The Atlanta Journal-Constitution
Afghan soldier kills 2 Americans near Kabul
Insider violence is blamed for attack on coalition forces.
KABUL, AFGHANISTAN — An Afghan soldier opened fire on a group of Americans at a military depot near Kabul on Wednesday, killing two and wounding another three in the latest outbreak of “green on blue” insider violence, American and Afghan officials said.
A statement from the U.S. military in Afghanistan said one of the people killed had been a service member and the other a civilian.
“One U.S. service member and two U.S. civilians also sustained wounds and are currently stable,” the statement said.

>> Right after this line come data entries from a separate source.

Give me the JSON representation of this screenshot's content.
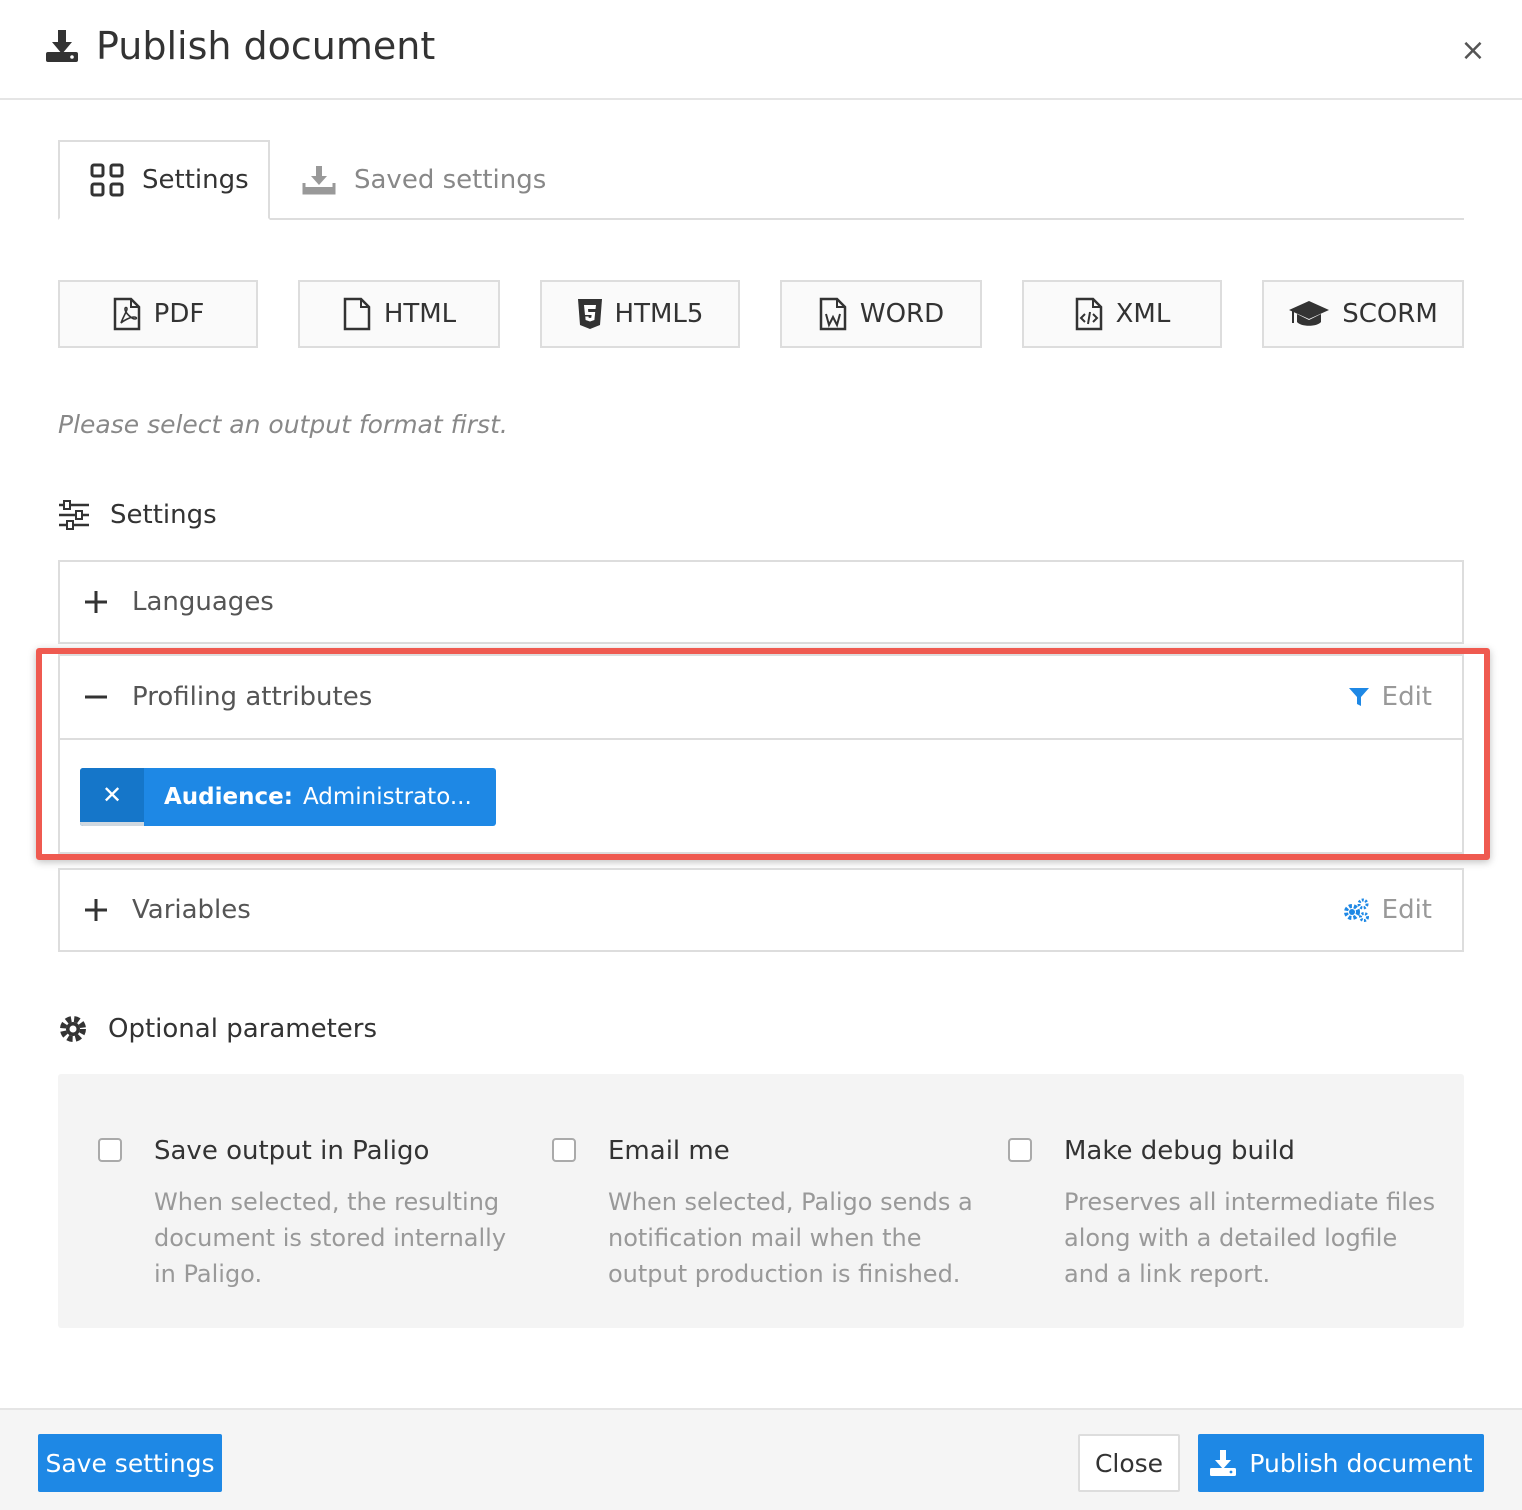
{
  "dialog": {
    "title": "Publish document",
    "close_icon": "close-icon"
  },
  "tabs": [
    {
      "label": "Settings",
      "icon": "grid-icon",
      "active": true
    },
    {
      "label": "Saved settings",
      "icon": "download-tray-icon",
      "active": false
    }
  ],
  "formats": [
    {
      "label": "PDF",
      "icon": "pdf-file-icon"
    },
    {
      "label": "HTML",
      "icon": "file-icon"
    },
    {
      "label": "HTML5",
      "icon": "html5-icon"
    },
    {
      "label": "WORD",
      "icon": "word-file-icon"
    },
    {
      "label": "XML",
      "icon": "code-file-icon"
    },
    {
      "label": "SCORM",
      "icon": "graduation-cap-icon"
    }
  ],
  "hint": "Please select an output format first.",
  "settings": {
    "heading": "Settings",
    "languages_label": "Languages",
    "profiling": {
      "label": "Profiling attributes",
      "edit_label": "Edit",
      "chip_key": "Audience:",
      "chip_value": "Administrato..."
    },
    "variables": {
      "label": "Variables",
      "edit_label": "Edit"
    }
  },
  "optional": {
    "heading": "Optional parameters",
    "options": [
      {
        "title": "Save output in Paligo",
        "desc": "When selected, the resulting document is stored internally in Paligo.",
        "checked": false
      },
      {
        "title": "Email me",
        "desc": "When selected, Paligo sends a notification mail when the output production is finished.",
        "checked": false
      },
      {
        "title": "Make debug build",
        "desc": "Preserves all intermediate files along with a detailed logfile and a link report.",
        "checked": false
      }
    ]
  },
  "footer": {
    "save_label": "Save settings",
    "close_label": "Close",
    "publish_label": "Publish document"
  },
  "colors": {
    "accent": "#1e88e5",
    "highlight": "#ef5a50"
  }
}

Gen. Dawlat Waziri, a spokesman for the Afghan defense ministry, said the Afghan soldier opened fire on a team of coalition forces around 11 a.m. at one of the Afghan army’s largest ammunition and food depots, southwest of Kabul. U.S. officials said the attacker was killed.
Green-on-blue attacks caused enormous strain between Americans and Afghans at their peak in 2012, when 44 such incidents caused about 15 percent of the total coalition deaths that year.

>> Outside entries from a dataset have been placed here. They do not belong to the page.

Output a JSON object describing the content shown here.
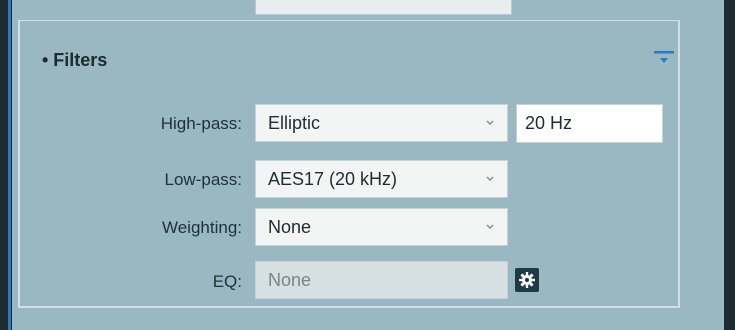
{
  "section": {
    "title": "• Filters"
  },
  "icons": {
    "collapse": "collapse-icon",
    "chevron": "chevron-down-icon",
    "settings": "gear-icon"
  },
  "filters": {
    "high_pass": {
      "label": "High-pass:",
      "value": "Elliptic",
      "frequency": "20 Hz"
    },
    "low_pass": {
      "label": "Low-pass:",
      "value": "AES17 (20 kHz)"
    },
    "weighting": {
      "label": "Weighting:",
      "value": "None"
    },
    "eq": {
      "label": "EQ:",
      "value": "None"
    }
  },
  "colors": {
    "panel": "#9ab8c1",
    "accent": "#2b78c7",
    "gear_bg": "#1f3a47"
  }
}
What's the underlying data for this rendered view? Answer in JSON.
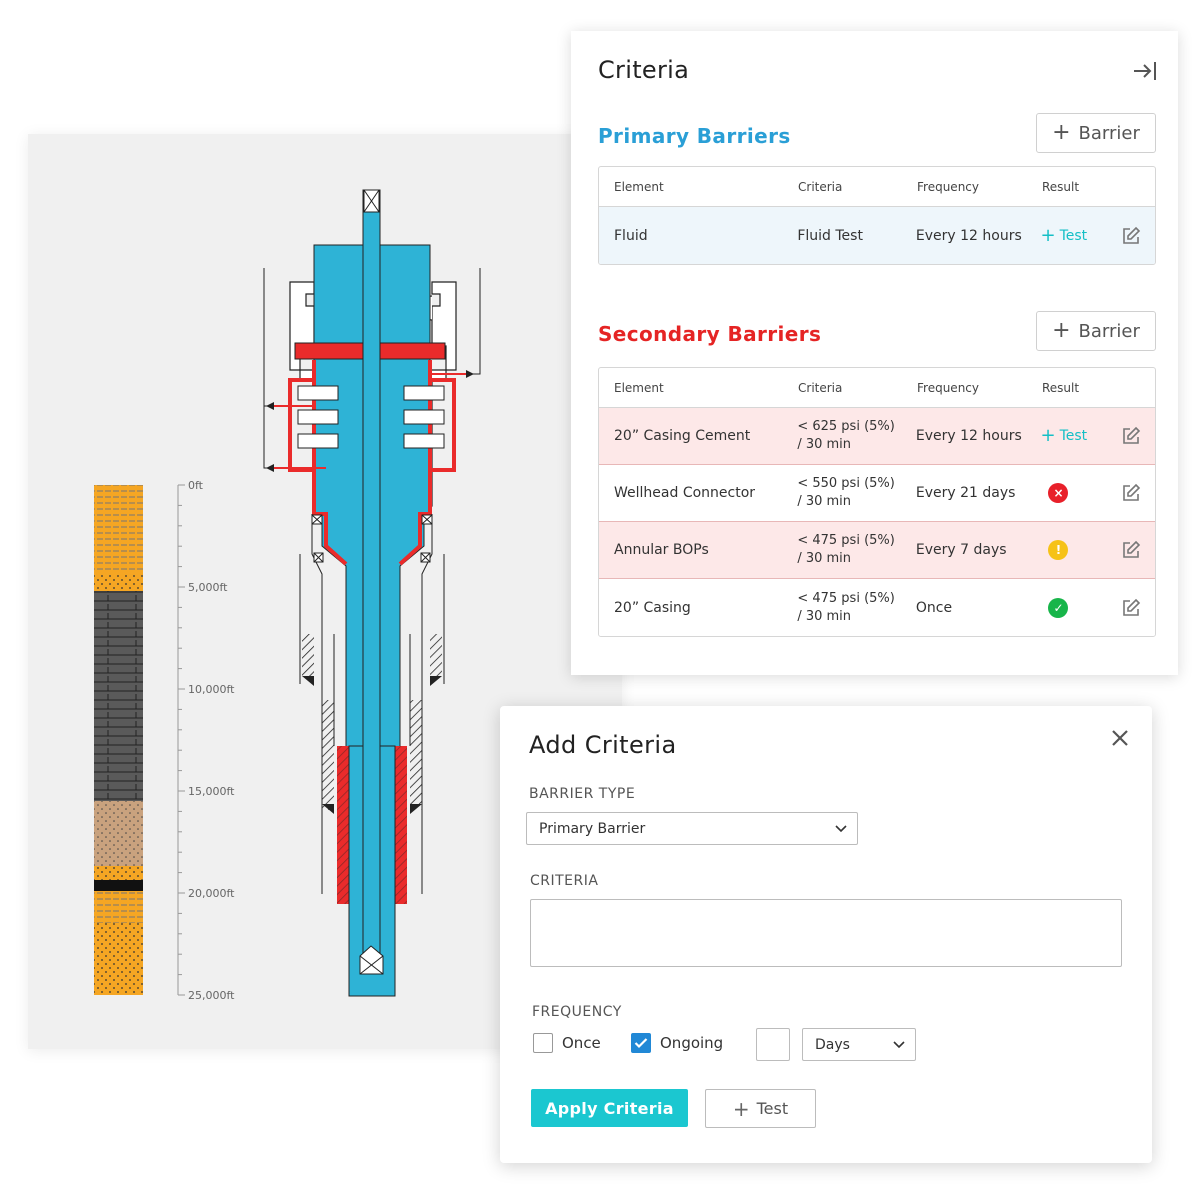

Since then, the number of incidents has dropped with the decrease in the number of coalition forces, who have drawn down to less than 10,000 troops. The attack on Wednesday was the third this year.
In its proscribed role as an advisory force — limits that have been increasingly stretched as Afghan forces have struggled to hold off Taliban offensives — the U.S.led international force in Afghanistan has sustained 10 deaths so far this year.

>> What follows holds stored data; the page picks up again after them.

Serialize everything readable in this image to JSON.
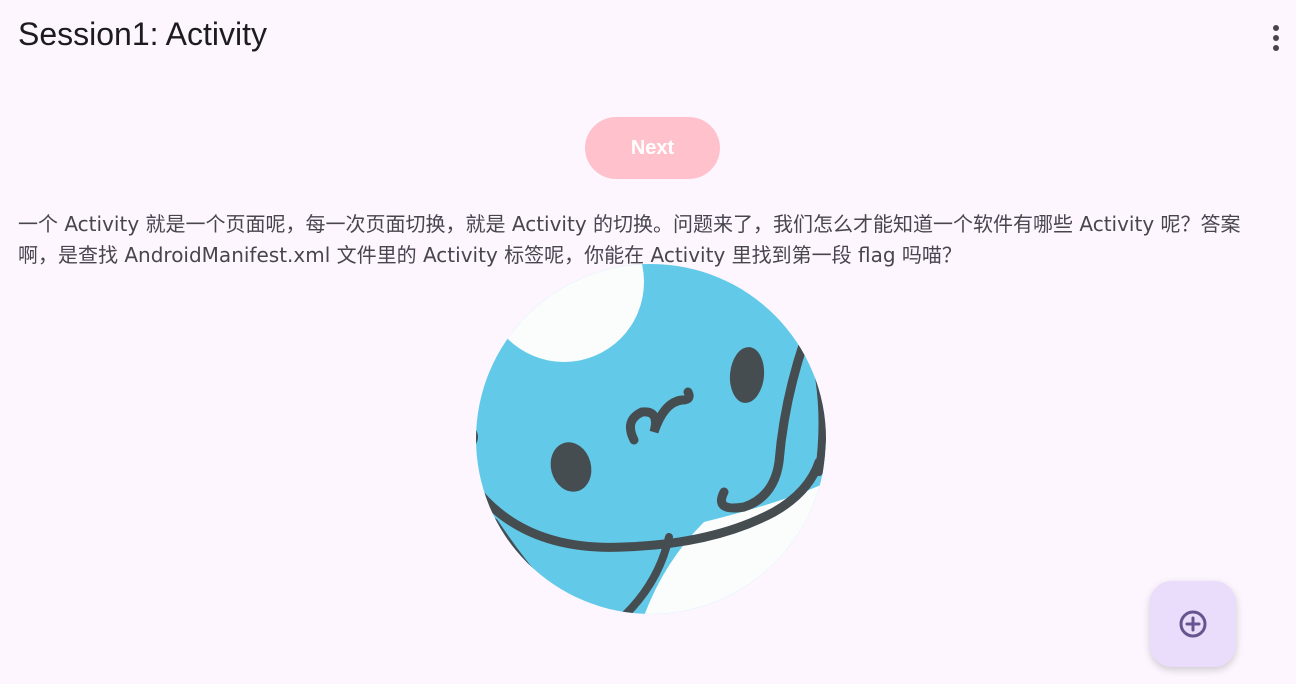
{
  "app_bar": {
    "title": "Session1: Activity",
    "menu_icon": "more-vert-icon"
  },
  "main": {
    "next_label": "Next",
    "description": "一个 Activity 就是一个页面呢，每一次页面切换，就是 Activity 的切换。问题来了，我们怎么才能知道一个软件有哪些 Activity 呢？答案啊，是查找 AndroidManifest.xml 文件里的 Activity 标签呢，你能在 Activity 里找到第一段 flag 吗喵？",
    "image": "mascot-image"
  },
  "fab": {
    "icon": "add-circle-icon"
  },
  "colors": {
    "background": "#fdf6fe",
    "next_button": "#ffc2cd",
    "fab": "#eadcfb",
    "fab_icon": "#65558f",
    "mascot_blue": "#63c9e8"
  }
}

As the Afghan forces have taken the lead in the fighting, they have suffered casualties that many fear may not be sustainable.
Over the past six months, the Afghan police and army suffered about 4,500 deaths and about 8,000 wounded.
With the war raging — and becoming deadlier as it extends to urban areas — civilian casualties have also remained at record numbers, the U.N. mission in Afghanistan said on Wednesday.
In the first nine months of the year, the mission documented 8,397 casualties, with 2,562 of them deaths.